Le juge examinera la résolution de l'affaire pénale entre Halkbank et les procureurs américains information fournie par Reuters 11/03/2026 à 11:01
((Traduction automatisée par Reuters à l'aide de l'apprentissage automatique et de l'IA générative, veuillez vous référer à l'avertissement suivant: https://bit.ly/rtrsauto))
* Le cours de l'action de Halkbank a bondi après l'annonce de l'opération
* L'accord de poursuites différées prévoit la mise en place d'un contrôleur de conformité pour Halkbank
* Erdogan a précédemment critiqué l'affaire en la qualifiant d'illégale et d'"affreuse"
par Luc Cohen
Un juge américain devrait envisager mercredi d'approuver l'accord conclu par le gouvernement américain pour mettre fin aux poursuites pénales engagées depuis longtemps contre la banque publique turque Halkbank HALKB.IS , qui était accusée d'avoir aidé l'Iran à se soustraire aux sanctions économiques américaines.
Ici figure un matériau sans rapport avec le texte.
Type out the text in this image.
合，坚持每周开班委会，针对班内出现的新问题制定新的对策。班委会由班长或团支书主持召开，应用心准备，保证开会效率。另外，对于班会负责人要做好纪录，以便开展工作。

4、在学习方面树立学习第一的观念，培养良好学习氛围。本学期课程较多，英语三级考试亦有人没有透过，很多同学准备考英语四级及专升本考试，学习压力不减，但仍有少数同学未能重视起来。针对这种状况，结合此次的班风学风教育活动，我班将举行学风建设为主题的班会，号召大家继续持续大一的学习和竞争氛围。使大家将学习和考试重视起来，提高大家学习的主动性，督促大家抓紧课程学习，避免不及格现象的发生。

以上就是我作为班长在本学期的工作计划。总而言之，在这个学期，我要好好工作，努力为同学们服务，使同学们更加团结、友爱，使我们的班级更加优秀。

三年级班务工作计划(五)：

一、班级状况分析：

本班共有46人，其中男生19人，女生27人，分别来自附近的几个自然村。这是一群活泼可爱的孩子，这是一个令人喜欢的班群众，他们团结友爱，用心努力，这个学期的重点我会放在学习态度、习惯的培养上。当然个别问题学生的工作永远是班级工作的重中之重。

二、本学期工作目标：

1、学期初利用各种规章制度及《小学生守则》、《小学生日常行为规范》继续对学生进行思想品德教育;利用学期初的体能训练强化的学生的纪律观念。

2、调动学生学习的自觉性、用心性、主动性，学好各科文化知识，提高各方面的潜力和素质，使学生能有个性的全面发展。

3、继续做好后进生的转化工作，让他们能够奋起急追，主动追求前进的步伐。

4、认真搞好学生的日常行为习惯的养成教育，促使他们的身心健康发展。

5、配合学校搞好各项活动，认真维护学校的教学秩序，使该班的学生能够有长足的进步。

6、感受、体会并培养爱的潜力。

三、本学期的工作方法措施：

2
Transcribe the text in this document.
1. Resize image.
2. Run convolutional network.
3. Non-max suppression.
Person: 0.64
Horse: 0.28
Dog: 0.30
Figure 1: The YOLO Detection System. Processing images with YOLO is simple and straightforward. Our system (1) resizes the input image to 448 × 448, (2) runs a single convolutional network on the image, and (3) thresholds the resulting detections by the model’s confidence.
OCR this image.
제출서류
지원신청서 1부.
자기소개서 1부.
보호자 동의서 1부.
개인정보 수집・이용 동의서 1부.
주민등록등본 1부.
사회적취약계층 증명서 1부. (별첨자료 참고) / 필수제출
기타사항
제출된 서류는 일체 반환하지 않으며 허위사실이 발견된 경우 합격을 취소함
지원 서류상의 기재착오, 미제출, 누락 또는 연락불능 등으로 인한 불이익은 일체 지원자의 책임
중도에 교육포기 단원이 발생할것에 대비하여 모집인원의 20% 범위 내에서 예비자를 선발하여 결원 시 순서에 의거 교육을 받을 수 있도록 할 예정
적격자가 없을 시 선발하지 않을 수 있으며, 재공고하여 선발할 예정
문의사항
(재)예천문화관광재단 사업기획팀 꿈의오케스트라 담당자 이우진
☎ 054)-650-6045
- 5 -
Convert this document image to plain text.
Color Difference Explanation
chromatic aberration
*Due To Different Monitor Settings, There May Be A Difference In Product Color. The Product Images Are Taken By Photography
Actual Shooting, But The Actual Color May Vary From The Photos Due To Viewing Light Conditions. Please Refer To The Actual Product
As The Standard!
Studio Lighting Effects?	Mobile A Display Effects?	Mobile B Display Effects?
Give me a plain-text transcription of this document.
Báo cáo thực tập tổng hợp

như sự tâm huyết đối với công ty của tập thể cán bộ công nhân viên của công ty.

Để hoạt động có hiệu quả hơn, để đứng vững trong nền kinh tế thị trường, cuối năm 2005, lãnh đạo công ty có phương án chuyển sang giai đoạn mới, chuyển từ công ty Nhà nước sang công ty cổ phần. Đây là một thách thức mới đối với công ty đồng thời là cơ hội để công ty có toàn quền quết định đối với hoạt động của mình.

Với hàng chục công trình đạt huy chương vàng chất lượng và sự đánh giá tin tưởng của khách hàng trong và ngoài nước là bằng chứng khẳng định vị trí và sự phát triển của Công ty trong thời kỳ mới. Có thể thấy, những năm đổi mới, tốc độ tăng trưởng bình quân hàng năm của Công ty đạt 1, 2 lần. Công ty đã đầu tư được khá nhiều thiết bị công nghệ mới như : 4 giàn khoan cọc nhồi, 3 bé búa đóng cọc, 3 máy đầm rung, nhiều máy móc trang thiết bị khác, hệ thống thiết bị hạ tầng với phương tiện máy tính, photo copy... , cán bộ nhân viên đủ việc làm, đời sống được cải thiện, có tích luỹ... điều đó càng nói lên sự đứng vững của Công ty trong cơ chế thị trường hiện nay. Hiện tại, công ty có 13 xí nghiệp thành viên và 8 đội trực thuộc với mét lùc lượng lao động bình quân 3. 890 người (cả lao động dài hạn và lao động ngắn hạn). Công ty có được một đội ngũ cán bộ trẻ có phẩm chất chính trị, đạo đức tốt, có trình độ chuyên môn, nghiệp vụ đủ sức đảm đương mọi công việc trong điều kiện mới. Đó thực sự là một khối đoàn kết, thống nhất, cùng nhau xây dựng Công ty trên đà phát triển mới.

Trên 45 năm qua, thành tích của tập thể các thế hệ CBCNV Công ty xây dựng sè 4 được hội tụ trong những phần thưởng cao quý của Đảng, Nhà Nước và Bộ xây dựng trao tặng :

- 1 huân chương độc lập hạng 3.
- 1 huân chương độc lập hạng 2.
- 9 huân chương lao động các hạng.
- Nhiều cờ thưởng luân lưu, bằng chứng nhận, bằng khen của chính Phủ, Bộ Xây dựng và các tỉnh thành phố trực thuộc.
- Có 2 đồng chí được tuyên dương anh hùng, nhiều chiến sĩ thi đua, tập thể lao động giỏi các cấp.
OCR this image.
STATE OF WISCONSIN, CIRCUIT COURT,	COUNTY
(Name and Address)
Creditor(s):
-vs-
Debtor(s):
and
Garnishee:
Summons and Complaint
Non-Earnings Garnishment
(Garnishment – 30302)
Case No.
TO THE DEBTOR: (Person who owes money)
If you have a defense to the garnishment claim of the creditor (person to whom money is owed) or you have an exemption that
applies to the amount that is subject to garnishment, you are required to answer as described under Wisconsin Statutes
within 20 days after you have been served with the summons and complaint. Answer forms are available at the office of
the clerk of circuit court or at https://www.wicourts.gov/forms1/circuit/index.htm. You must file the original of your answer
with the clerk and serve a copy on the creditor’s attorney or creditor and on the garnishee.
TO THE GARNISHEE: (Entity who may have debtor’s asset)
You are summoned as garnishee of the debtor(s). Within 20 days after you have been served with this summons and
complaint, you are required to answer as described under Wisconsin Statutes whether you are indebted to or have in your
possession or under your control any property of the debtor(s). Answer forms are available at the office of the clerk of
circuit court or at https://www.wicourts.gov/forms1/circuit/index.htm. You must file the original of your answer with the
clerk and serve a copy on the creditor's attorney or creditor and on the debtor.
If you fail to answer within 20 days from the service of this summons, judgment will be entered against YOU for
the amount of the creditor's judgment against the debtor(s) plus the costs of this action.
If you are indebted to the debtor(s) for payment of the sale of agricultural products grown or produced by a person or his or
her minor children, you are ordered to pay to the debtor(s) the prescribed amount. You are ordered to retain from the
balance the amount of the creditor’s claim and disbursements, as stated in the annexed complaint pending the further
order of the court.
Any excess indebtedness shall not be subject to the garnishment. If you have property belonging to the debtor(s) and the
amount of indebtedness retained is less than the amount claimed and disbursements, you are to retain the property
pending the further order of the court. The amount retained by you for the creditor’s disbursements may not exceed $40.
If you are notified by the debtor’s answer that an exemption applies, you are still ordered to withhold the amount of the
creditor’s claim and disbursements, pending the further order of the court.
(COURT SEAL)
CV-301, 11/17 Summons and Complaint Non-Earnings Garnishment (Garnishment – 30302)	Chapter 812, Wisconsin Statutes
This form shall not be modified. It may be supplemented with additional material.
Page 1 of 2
L'accord, annoncé lundi, a fait grimper en flèche le cours de l'action de Halkbank . S'il est approuvé par le juge de district américain Richard Berman, basé à Manhattan, il soulagerait un irritant entre les États-Unis et la Turquie, alors que les alliés de l'Otan connaissent leurs meilleurs liens depuis des décennies à la suite du retour de Donald Trump à la présidence américaine l'année dernière.
M. Berman doit tenir une audition sur l'accord à 9 heures EDT (1300 GMT).
En vertu de cet accord, connu sous le nom d'accord de poursuite différée, il serait interdit à Halkbank d'effectuer des transactions au profit de l'Iran et il lui serait demandé d'engager un contrôleur pour examiner sa conformité aux sanctions et à la lutte contre le blanchiment d'argent.
Aucune somme d'argent ne changerait de mains et les poursuites seraient probablement abandonnées après que le contrôleur aura examiné la conformité de Halkbank, selon l'accord. La banque, qui avait précédemment plaidé non coupable des accusations, n'a admis aucune faute pénale dans le cadre de l'accord.
Les juges américains n'ont généralement pas le pouvoir discrétionnaire de rejeter les accords de poursuites différées sur la base de leurs conditions, mais ils peuvent les examiner pour s'assurer qu'ils sont étayés par des précédents judiciaires, selon des experts juridiques.
Pour l'instant, les procureurs et Halkbank demandent à M. Berman de suspendre l'affaire pendant 90 jours afin de donner à Halkbank la possibilité de prouver qu'elle respecte les termes de l'accord.
Jay Clayton, le principal procureur fédéral de Manhattan, a déclaré dans une lettre adressée à M. Berman ( ) que l'accord servirait les intérêts des États-Unis en luttant contre le soutien financier au gouvernement iranien.
Le président turc Tayyip Erdogan a qualifié l'affaire d'illégale et d'"affreuse".
Le département d'État avait indiqué au bureau du procureur de Manhattan, il y a plusieurs mois, que la résolution de l'affaire Halkbank était un élément important des négociations diplomatiques sur l'aide apportée par la Turquie pour garantir le cessez-le-feu d'octobre 2025 entre Israël et le Hamas, ont indiqué les procureurs dans les documents de la cour.